The court then added that, if the law of Florida had placed the records under the control of the state court, *646“it would not have removed the difficulty, for the law of the state could not have made them records of that court nor authorized any proceedings upon them. The Territorial Court of Appeals was a court of the 'United States, and the control of these records therefore belongs to the general government, and not the state authorities, and it rests with Congress to declare to what tribunal these proceedings shall be transferred, and how these judgments shall be carried into execution or reviewed upon appeal or writ of error.”

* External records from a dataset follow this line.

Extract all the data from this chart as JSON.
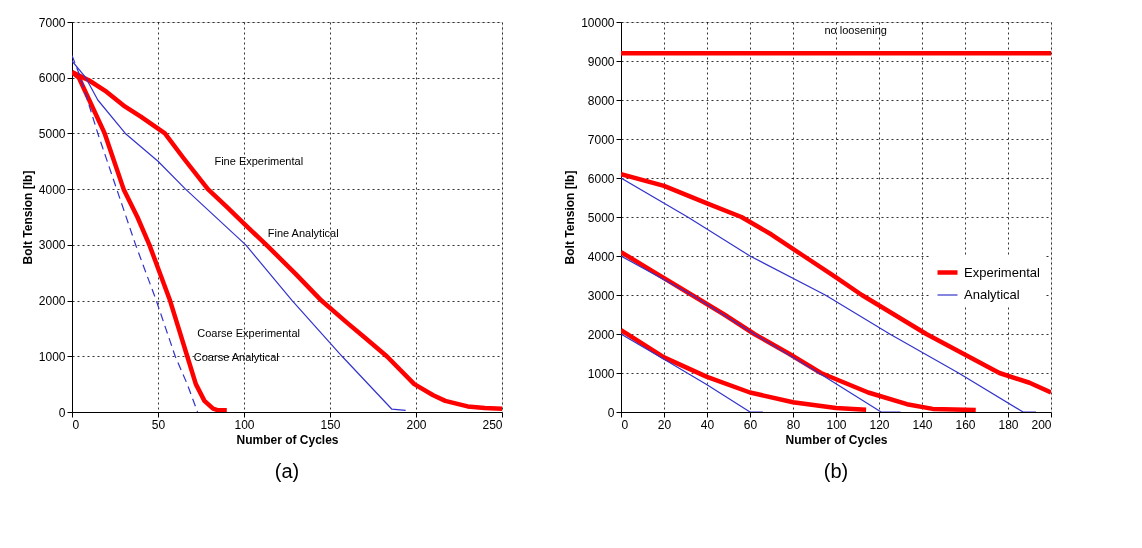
{
  "chart_data": [
    {
      "type": "line",
      "xlabel": "Number of Cycles",
      "ylabel": "Bolt Tension [lb]",
      "xlim": [
        0,
        250
      ],
      "ylim": [
        0,
        7000
      ],
      "xticks": [
        0,
        50,
        100,
        150,
        200,
        250
      ],
      "yticks": [
        0,
        1000,
        2000,
        3000,
        4000,
        5000,
        6000,
        7000
      ],
      "grid": true,
      "legend": false,
      "series": [
        {
          "color": "#ff0000",
          "x": [
            0,
            10,
            20,
            30,
            40,
            54,
            65,
            79,
            90,
            100,
            113,
            130,
            145,
            160,
            170,
            183,
            199,
            210,
            217,
            230,
            240,
            250
          ],
          "values": [
            6100,
            5950,
            5750,
            5500,
            5300,
            5000,
            4550,
            4000,
            3680,
            3380,
            3000,
            2480,
            2000,
            1600,
            1340,
            1000,
            500,
            300,
            200,
            100,
            70,
            60
          ]
        },
        {
          "color": "#3333cc",
          "x": [
            0,
            8,
            15,
            31,
            50,
            66,
            101,
            128,
            157,
            186,
            194
          ],
          "values": [
            6300,
            6000,
            5600,
            5000,
            4500,
            4000,
            3000,
            2000,
            1000,
            50,
            30
          ]
        },
        {
          "color": "#ff0000",
          "x": [
            0,
            4,
            10,
            19,
            30,
            38,
            45,
            51,
            57,
            62,
            67,
            72,
            77,
            82,
            85,
            90
          ],
          "values": [
            6100,
            6000,
            5600,
            5000,
            4000,
            3500,
            3000,
            2500,
            2000,
            1500,
            1000,
            500,
            200,
            60,
            30,
            30
          ]
        },
        {
          "color": "#3333cc",
          "line_style": "dashed",
          "x": [
            0,
            5,
            15,
            26,
            37,
            49,
            60,
            67,
            73
          ],
          "values": [
            6400,
            6000,
            5000,
            4000,
            3000,
            2000,
            1000,
            500,
            0
          ]
        }
      ],
      "annotations": [
        {
          "text": "Fine Experimental",
          "x": 77,
          "y": 4100
        },
        {
          "text": "Fine Analytical",
          "x": 108,
          "y": 2800
        },
        {
          "text": "Coarse Experimental",
          "x": 67,
          "y": 1000
        },
        {
          "text": "Coarse Analytical",
          "x": 65,
          "y": 580
        },
        "(a)"
      ]
    },
    {
      "type": "line",
      "xlabel": "Number of Cycles",
      "ylabel": "Bolt Tension [lb]",
      "xlim": [
        0,
        200
      ],
      "ylim": [
        0,
        10000
      ],
      "xticks": [
        0,
        20,
        40,
        60,
        80,
        100,
        120,
        140,
        160,
        180,
        200
      ],
      "yticks": [
        0,
        1000,
        2000,
        3000,
        4000,
        5000,
        6000,
        7000,
        8000,
        9000,
        10000
      ],
      "grid": true,
      "legend": "right",
      "series": [
        {
          "color": "#ff0000",
          "x": [
            0,
            200
          ],
          "values": [
            9200,
            9200
          ]
        },
        {
          "name": "Experimental",
          "color": "#ff0000",
          "x": [
            0,
            20,
            40,
            56,
            70,
            85,
            100,
            112,
            127,
            142,
            159,
            176,
            190,
            200
          ],
          "values": [
            6100,
            5800,
            5350,
            5000,
            4550,
            4000,
            3450,
            3000,
            2500,
            2000,
            1500,
            1000,
            750,
            500
          ]
        },
        {
          "name": "Analytical",
          "color": "#3333cc",
          "x": [
            0,
            31,
            60,
            95,
            125,
            157,
            187,
            193
          ],
          "values": [
            6000,
            5000,
            4000,
            3000,
            2000,
            1000,
            0,
            0
          ]
        },
        {
          "color": "#ff0000",
          "x": [
            0,
            15,
            33,
            48,
            62,
            78,
            93,
            115,
            133,
            145,
            165
          ],
          "values": [
            4100,
            3600,
            3000,
            2500,
            2000,
            1500,
            1000,
            500,
            200,
            80,
            50
          ]
        },
        {
          "color": "#3333cc",
          "x": [
            0,
            33,
            62,
            92,
            121,
            130
          ],
          "values": [
            4000,
            3000,
            2000,
            1000,
            0,
            0
          ]
        },
        {
          "color": "#ff0000",
          "x": [
            0,
            20,
            40,
            60,
            80,
            100,
            114
          ],
          "values": [
            2100,
            1400,
            900,
            500,
            250,
            100,
            60
          ]
        },
        {
          "color": "#3333cc",
          "x": [
            0,
            20,
            40,
            60,
            66
          ],
          "values": [
            2000,
            1350,
            700,
            0,
            0
          ]
        }
      ],
      "annotations": [
        {
          "text": "no loosening",
          "x": 90,
          "y": 9200
        },
        "(b)"
      ]
    }
  ]
}
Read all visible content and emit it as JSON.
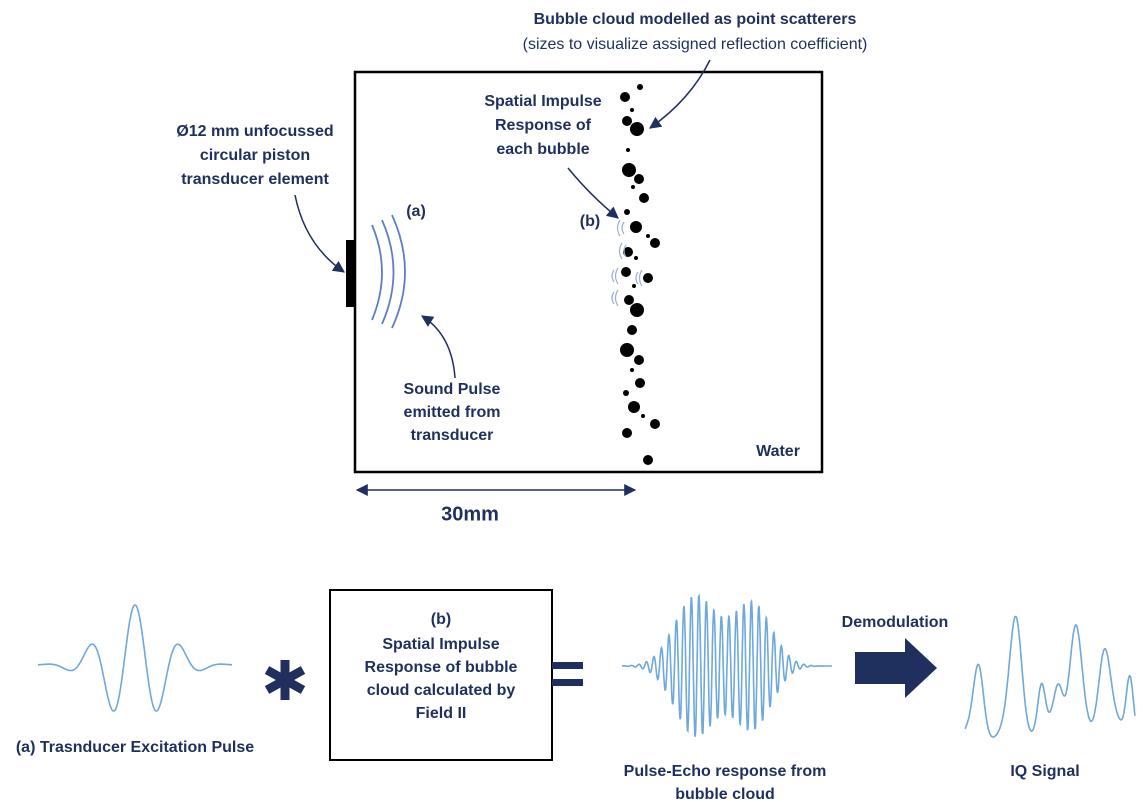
{
  "scene": {
    "cloud_title": "Bubble cloud modelled as point scatterers",
    "cloud_subtitle": "(sizes to visualize assigned reflection coefficient)",
    "impulse_label": [
      "Spatial Impulse",
      "Response of",
      "each bubble"
    ],
    "transducer_label": [
      "Ø12 mm unfocussed",
      "circular piston",
      "transducer element"
    ],
    "marker_a": "(a)",
    "marker_b": "(b)",
    "pulse_label": [
      "Sound Pulse",
      "emitted from",
      "transducer"
    ],
    "medium": "Water",
    "distance": "30mm"
  },
  "pipeline": {
    "excitation_label": "(a) Trasnducer Excitation Pulse",
    "box_lines": [
      "(b)",
      "Spatial Impulse",
      "Response of bubble",
      "cloud calculated by",
      "Field II"
    ],
    "demodulation": "Demodulation",
    "echo_label": [
      "Pulse-Echo response from",
      "bubble cloud"
    ],
    "iq_label": "IQ Signal"
  }
}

Manifestly, the question decided by the court in the case just cited is not applicable to the case we are now considering. The order of the District Court consolidating the precincts of Douglas Island and Juneau was authorized by the statute making provision for a civil government, and for other purposes. Chapter 386, 31 Stat. 321. The order extended .the limits of Juneau precinct, and in legal effect constituted Commissioner Folsom the successor in office of Commissioner Irwin, and, if any order was necessary to transfer cases theretofore pending before the commissioner of Douglas Island precinct to the probate court of Juneau precinct, as enlarged, the order was sufficient for that purpose.

Judgment reversed, with directions to the District Court to enter judgment in favor of the plaintiff in error for the amount named in the verdict, with legal interest from the date of the rendition of the verdict.